The discussion session is too verbose. It's not necessary to list and compare all different COVID-19 studies in discussion. Not too many insights are provided by these discussions. 

There are too many grammar mistakes and spelling errors, which make it hard to understand this paper. The authors should pay more attention to the writing and proofread the manuscript before submission. 

Author Response

3. Third Reviewer.

Thank you very much for your revision and comments on our manuscript.

The discussion session is too verbose. It's not necessary to list and compare all different COVID-19 studies in discussion. Not too many insights are provided by these discussions. 

 We appreciate your indications and we are decreasing the extension of the discussion with a reduction of the information of different studies. On the other hand, we have tried to simplify the discussion to make more precise. With respect to the list of COVID-19 studies, we prefer to maintain all our references because are relevant to better understand the complexity and dynamic of SARS-CoV-2 cellular immune response. No limit of references’ number of manuscripts is a wise rule of the Epidemiologia journal.     

There are too many grammar mistakes and spelling errors, which make it hard to understand this paper. The authors should pay more attention to the writing and proofread the manuscript before submission.

Thank you very much for the comment. We have consulted with an expert in English language to improve the English level of the manuscript, and a completed revision of the manuscript has been made. 

Round 2

Reviewer 2 Report

Dear authors, the revised work appears to be clearer and more organic after the revision process. However, I would like to bring to your attention the answer you provided to question #3 in the previous review:

We appreciate your question. We have preferred using no-parametric tests like Kruskal-Wallis and median tests. T Student test can be used with variables, which a normal distribution and it may be not the case.

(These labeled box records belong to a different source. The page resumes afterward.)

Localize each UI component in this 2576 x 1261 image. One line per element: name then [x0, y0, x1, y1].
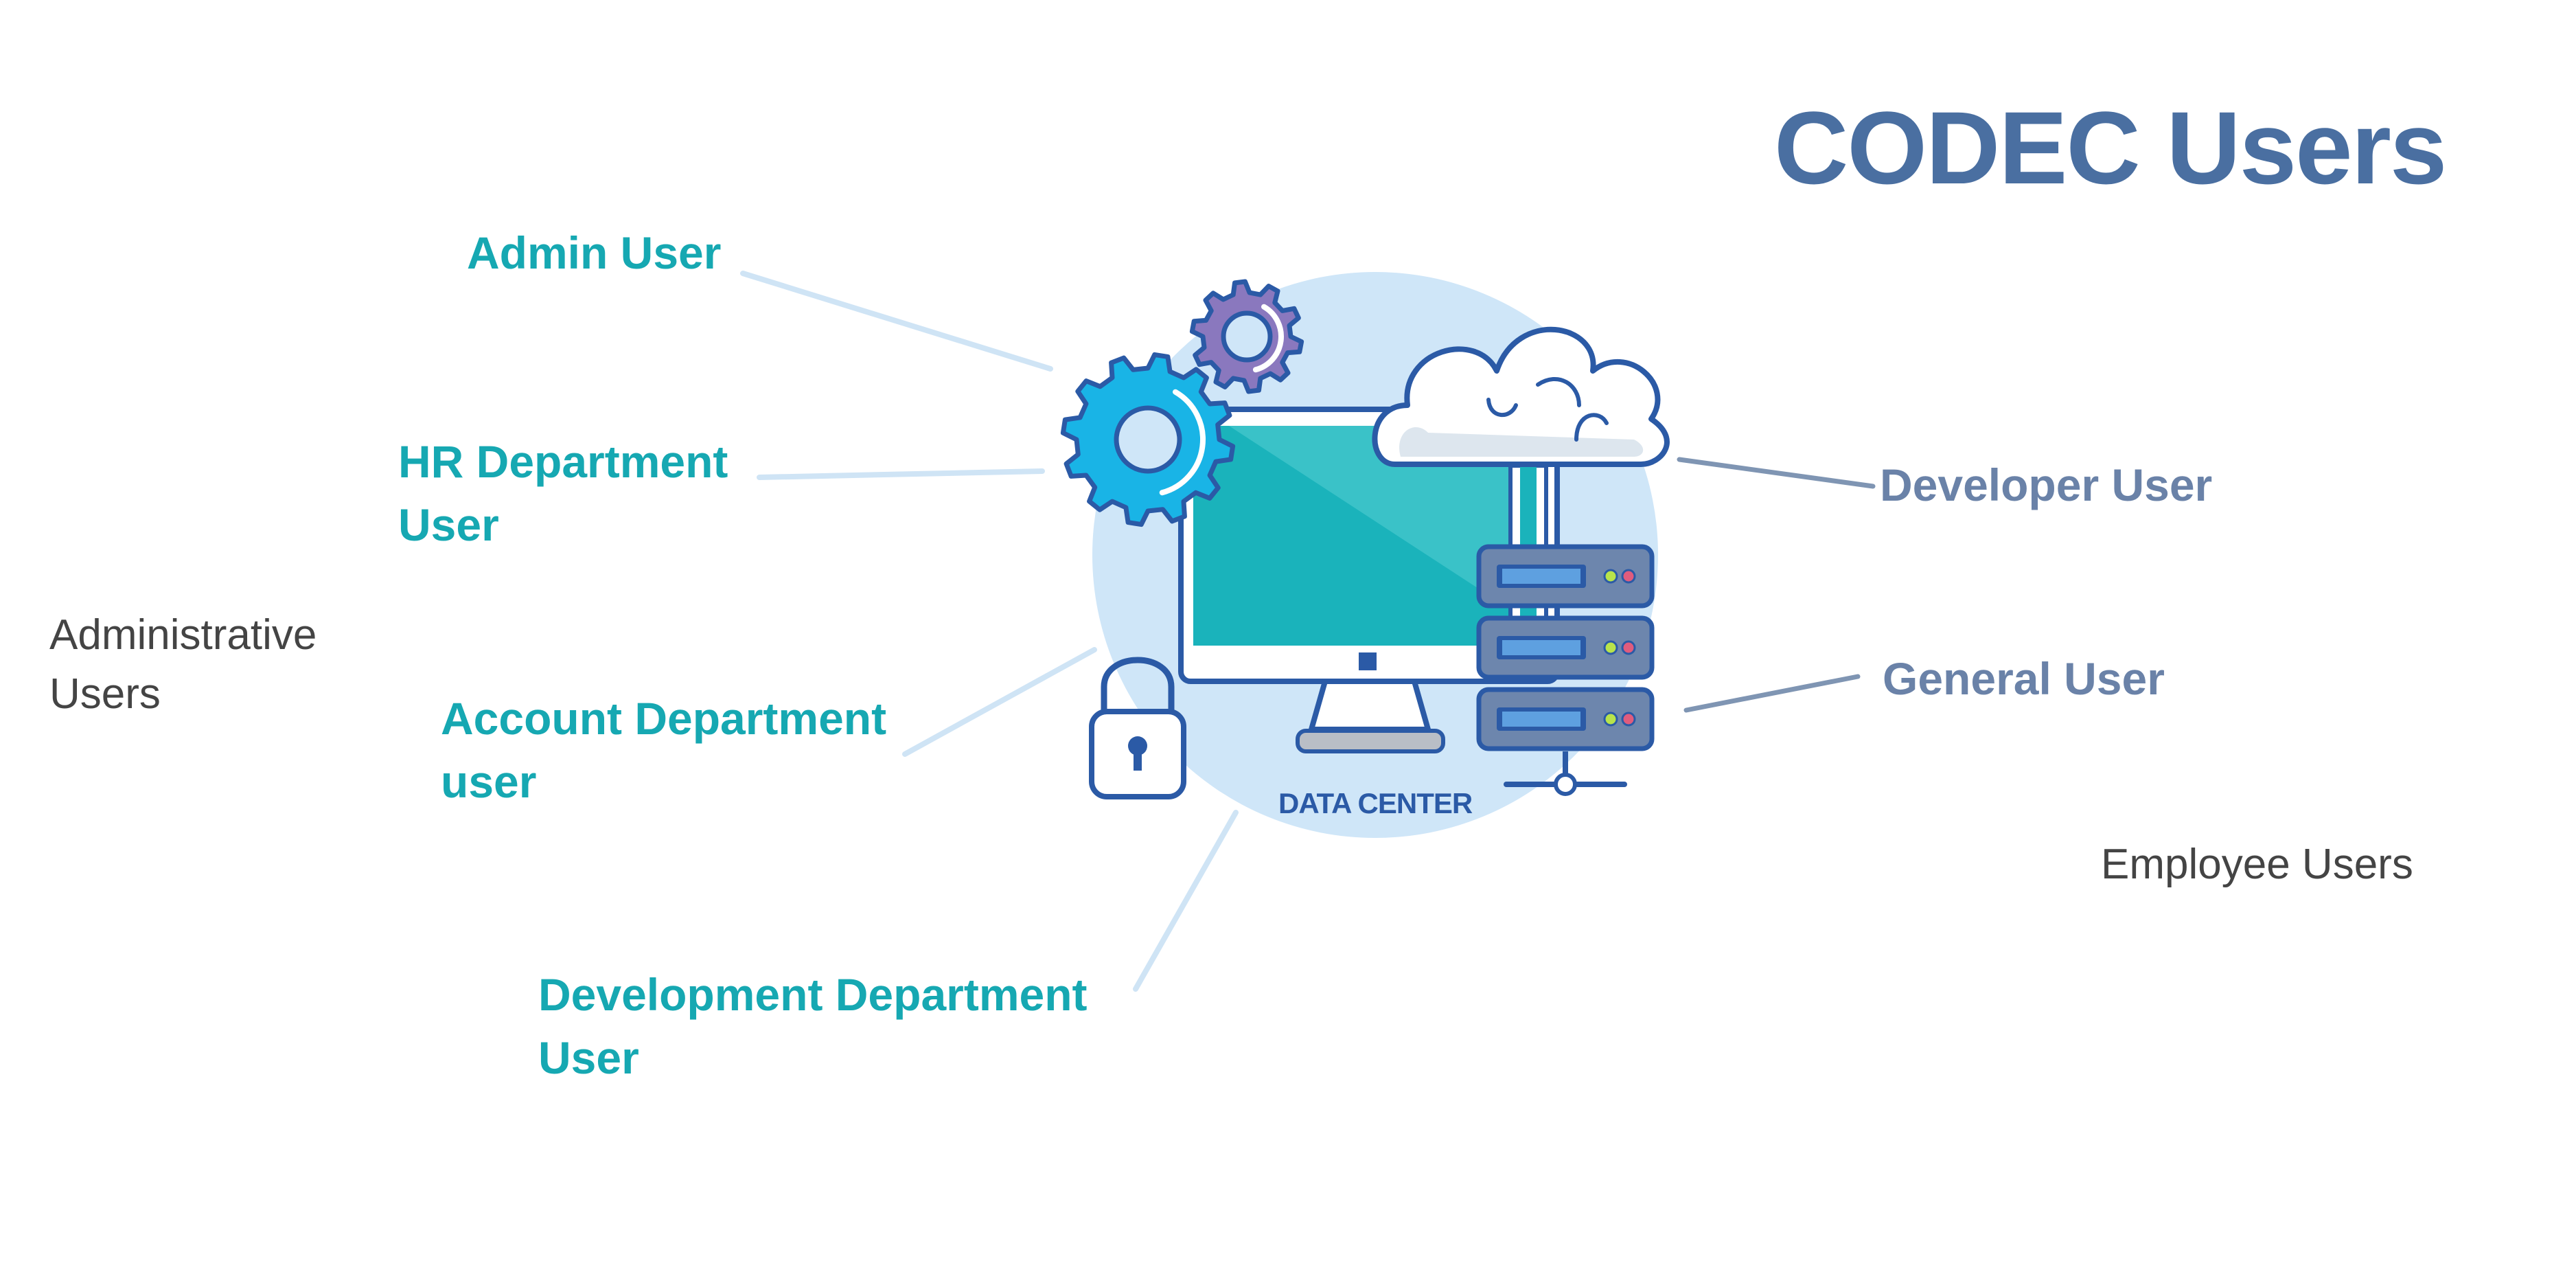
general-user-label: General User — [1883, 653, 2165, 704]
development-department-user-label: Development Department User — [538, 969, 1088, 1083]
account-department-user-label: Account Department user — [441, 693, 887, 807]
connector-account-user — [902, 647, 1097, 757]
page-title: CODEC Users — [1774, 90, 2447, 205]
employee-users-group-label: Employee Users — [2101, 841, 2413, 888]
server-unit — [1476, 687, 1655, 751]
connector-admin-user — [740, 271, 1053, 372]
connector-developer-user — [1677, 457, 1876, 489]
connector-general-user — [1683, 674, 1861, 713]
gear-icon — [1060, 352, 1236, 527]
admin-user-label: Admin User — [467, 227, 722, 278]
connector-hr-user — [757, 468, 1045, 480]
connector-development-user — [1133, 810, 1239, 992]
admin-connectors — [740, 271, 1239, 992]
padlock-icon — [1089, 657, 1186, 799]
developer-user-label: Developer User — [1880, 459, 2213, 510]
employee-connectors — [1677, 457, 1876, 713]
server-unit — [1476, 615, 1655, 680]
data-center-caption: DATA CENTER — [1278, 787, 1473, 819]
administrative-users-group-label: Administrative Users — [49, 611, 317, 718]
hr-department-user-label: HR Department User — [398, 436, 728, 550]
gear-icon — [1189, 279, 1304, 394]
server-rack-icon — [1476, 544, 1655, 796]
server-unit — [1476, 544, 1655, 609]
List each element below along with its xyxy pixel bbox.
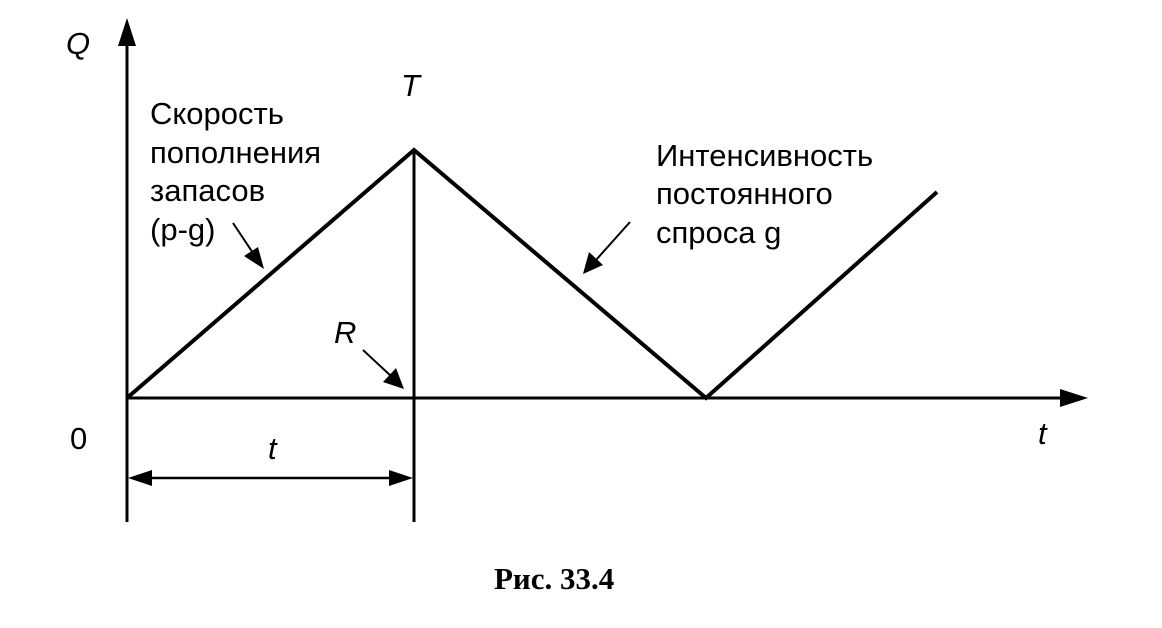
reorder-pointer-line (362, 349, 393, 378)
reorder-label: R (334, 315, 356, 350)
interval-label: t (268, 431, 278, 466)
rate-label-line2: пополнения (150, 135, 321, 170)
demand-pointer-line (595, 221, 631, 261)
rate-pointer-line (232, 222, 256, 257)
rate-label-line3: запасов (150, 173, 265, 208)
y-axis-arrowhead (118, 18, 136, 46)
demand-label-line2: постоянного (656, 176, 833, 211)
demand-pointer-arrowhead (583, 252, 603, 274)
demand-label-line1: Интенсивность (656, 138, 873, 173)
figure-caption: Рис. 33.4 (494, 561, 614, 596)
demand-label-line3: спроса g (656, 215, 781, 250)
x-axis-arrowhead (1060, 389, 1088, 407)
inventory-level-line (125, 147, 939, 401)
x-axis-label: t (1038, 416, 1048, 451)
peak-label: T (401, 68, 422, 103)
y-axis-label: Q (66, 26, 90, 61)
interval-arrowhead-right (389, 470, 413, 486)
reorder-pointer-arrowhead (383, 368, 404, 389)
origin-label: 0 (70, 421, 87, 456)
rate-label-line1: Скорость (150, 96, 284, 131)
rate-pointer-arrowhead (244, 247, 264, 269)
interval-arrowhead-left (128, 470, 152, 486)
rate-label-line4: (p-g) (150, 212, 215, 247)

I agree with the authors that if the variable does not follow the Gaussian distribution it is necessary to carry out non-parametric tests, but in this case I believe it is more correct to report the median value and the IQR in the tables (for example variable Vit D9 in table 1) than the mean and the standard deviation.

Author Response

Thank you very much for your indication. In Table 1, we have changed the mean and deviation standard by the median and ranges of the quantitative variables.